Book Title: 'Fly Rodding Estuaries: How to Fish Salt Ponds, Coastal Rivers, Tidal Creeks and Backwaters'
Author: Ed Mitchell
Publisher: Stackpole Books (USA)
ISBN: 0-8117-2807-2
Ed Mitchell is a highly respected angler and author who specialises in angling for striped bass and other sporting fish along the New England coast. His approach is based on a meticulous reading of the water and shoreline for clues as to where the fish could be and how best to present tackle to them.
This book offers detailed guidance on such watercraft for many types of estuary, in a highly readable and straightforward style. Despite the title it hardly touches on fly fishing, so most of the content can be applied regardless of fishing method. I found myself reading it with bass definitely in mind.
The chapters cover the many variables to be found in estuaries, such as the effects of changeable conditions (water temperature, tides, currents, moon phase, part of tide, light level, salinity etc), the features of salt ponds and lagoons (inlets, channels, bars, depressions etc), the features of bays and coves (mouths, points, islands etc), and creeks & salt marshes (salinity, currents, bridge piles etc). In addition there are supporting chapters on tackle & techniques, and the use of canoes, kayaks and rowing boats.
The text has relevant colour photos that illustrate various features, and the many diagrams show combinations of bankside features and the likely underwater contours and probable fish-holding areas. These diagrams entice the reader to compare them with features in his own estuary, and I for one found many of Ed's diagrams to exist in my local estuaries in Suffolk.

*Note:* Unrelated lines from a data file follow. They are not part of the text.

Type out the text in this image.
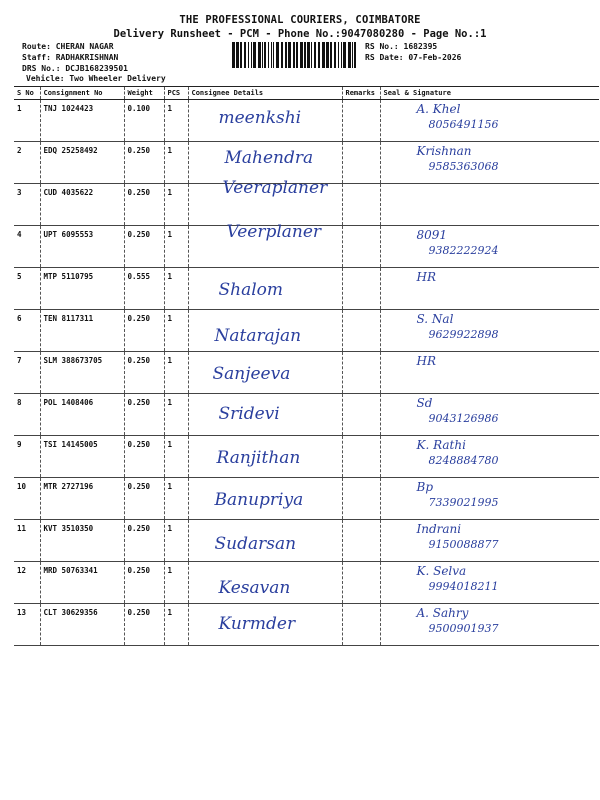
THE PROFESSIONAL COURIERS, COIMBATORE
Delivery Runsheet - PCM - Phone No.:9047080280 - Page No.:1
Route: CHERAN NAGAR
Staff: RADHAKRISHNAN
DRS No.: DCJB168239501
Vehicle: Two Wheeler Delivery
RS No.: 1682395
RS Date: 07-Feb-2026
S No	Consignment No	Weight	PCS	Consignee Details	Remarks	Seal & Signature
1	TNJ 1024423	0.100	1	meenkshi		A. Khel
8056491156

2	EDQ 25258492	0.250	1	Mahendra		Krishnan
9585363068

3	CUD 4035622	0.250	1	Veeraplaner		

4	UPT 6095553	0.250	1	Veerplaner		8091
9382222924

5	MTP 5110795	0.555	1	Shalom		HR

6	TEN 8117311	0.250	1	Natarajan		S. Nal
9629922898

7	SLM 388673705	0.250	1	Sanjeeva		HR

8	POL 1408406	0.250	1	Sridevi		Sd
9043126986

9	TSI 14145005	0.250	1	Ranjithan		K. Rathi
8248884780

10	MTR 2727196	0.250	1	Banupriya		Bp
7339021995

11	KVT 3510350	0.250	1	Sudarsan		Indrani
9150088877

12	MRD 50763341	0.250	1	Kesavan		K. Selva
9994018211

13	CLT 30629356	0.250	1	Kurmder		A. Sahry
9500901937
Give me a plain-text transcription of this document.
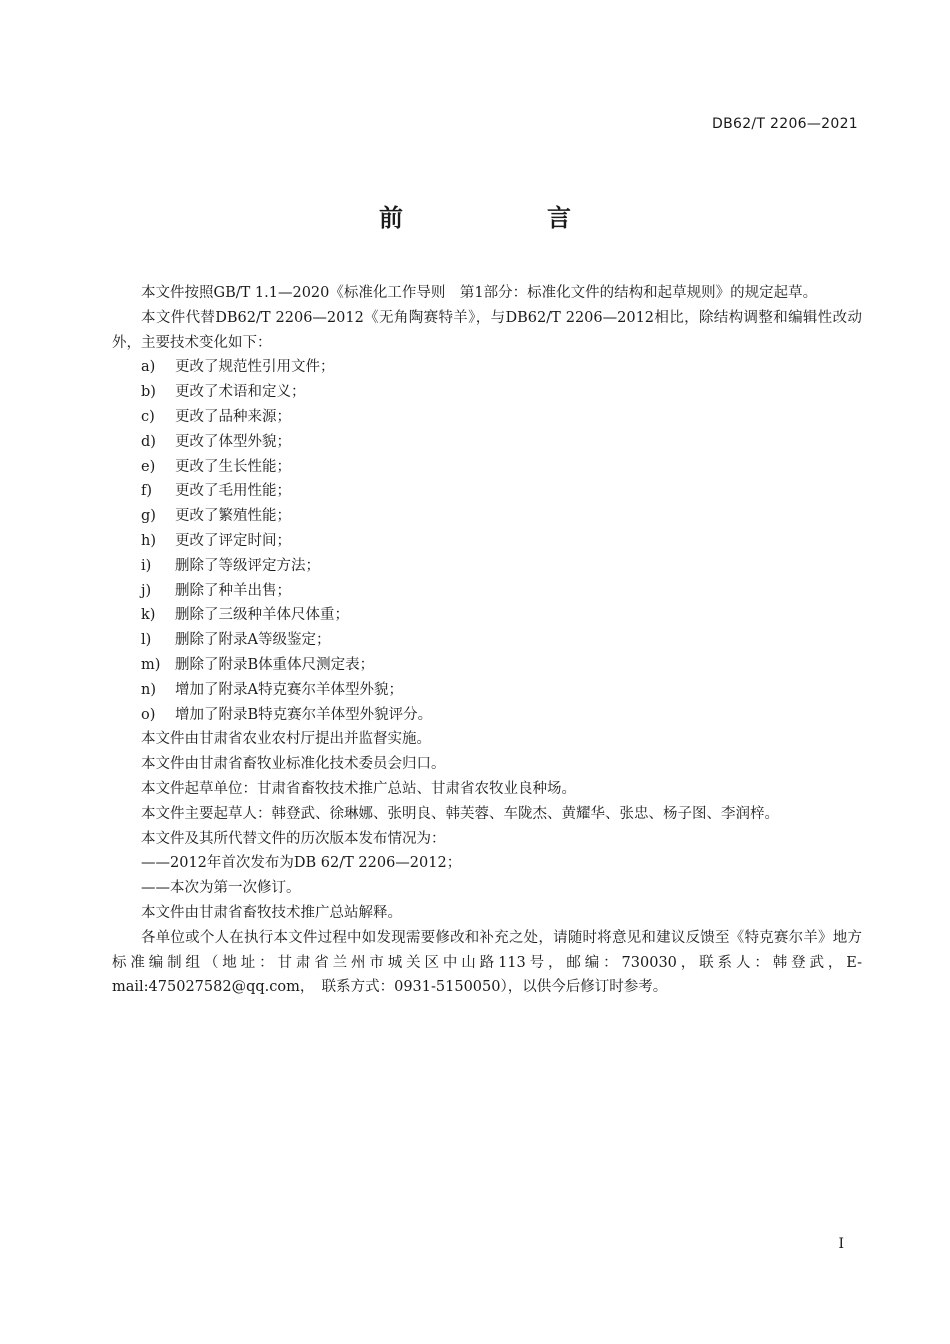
DB62/T 2206—2021
前　言
本文件按照GB/T 1.1—2020《标准化工作导则　第1部分：标准化文件的结构和起草规则》的规定起草。
本文件代替DB62/T 2206—2012《无角陶赛特羊》，与DB62/T 2206—2012相比，除结构调整和编辑性改动外，主要技术变化如下：
a) 更改了规范性引用文件；
b) 更改了术语和定义；
c) 更改了品种来源；
d) 更改了体型外貌；
e) 更改了生长性能；
f) 更改了毛用性能；
g) 更改了繁殖性能；
h) 更改了评定时间；
i) 删除了等级评定方法；
j) 删除了种羊出售；
k) 删除了三级种羊体尺体重；
l) 删除了附录A等级鉴定；
m) 删除了附录B体重体尺测定表；
n) 增加了附录A特克赛尔羊体型外貌；
o) 增加了附录B特克赛尔羊体型外貌评分。
本文件由甘肃省农业农村厅提出并监督实施。
本文件由甘肃省畜牧业标准化技术委员会归口。
本文件起草单位：甘肃省畜牧技术推广总站、甘肃省农牧业良种场。
本文件主要起草人：韩登武、徐琳娜、张明良、韩芙蓉、车陇杰、黄耀华、张忠、杨子图、李润梓。
本文件及其所代替文件的历次版本发布情况为：
——2012年首次发布为DB 62/T 2206—2012；
——本次为第一次修订。
本文件由甘肃省畜牧技术推广总站解释。
各单位或个人在执行本文件过程中如发现需要修改和补充之处，请随时将意见和建议反馈至《特克赛尔羊》地方标准编制组（地址：甘肃省兰州市城关区中山路113号，邮编：730030，联系人：韩登武，E-mail:475027582@qq.com，　联系方式：0931-5150050），以供今后修订时参考。
I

This is a fascinating and very informative book, especially valuable to those of us who love to fish estuaries, but struggle to understand the complex geography and ecology an estuary, and what it all means to the angler.
Published in 2003 with card covers, 148 pages long. Available discounted to around £7 plus postage from Aphrohead Books and The Book Depository (both in UK). Also available on Amazon for a little more.
Thanks Geoff yet another excellent review.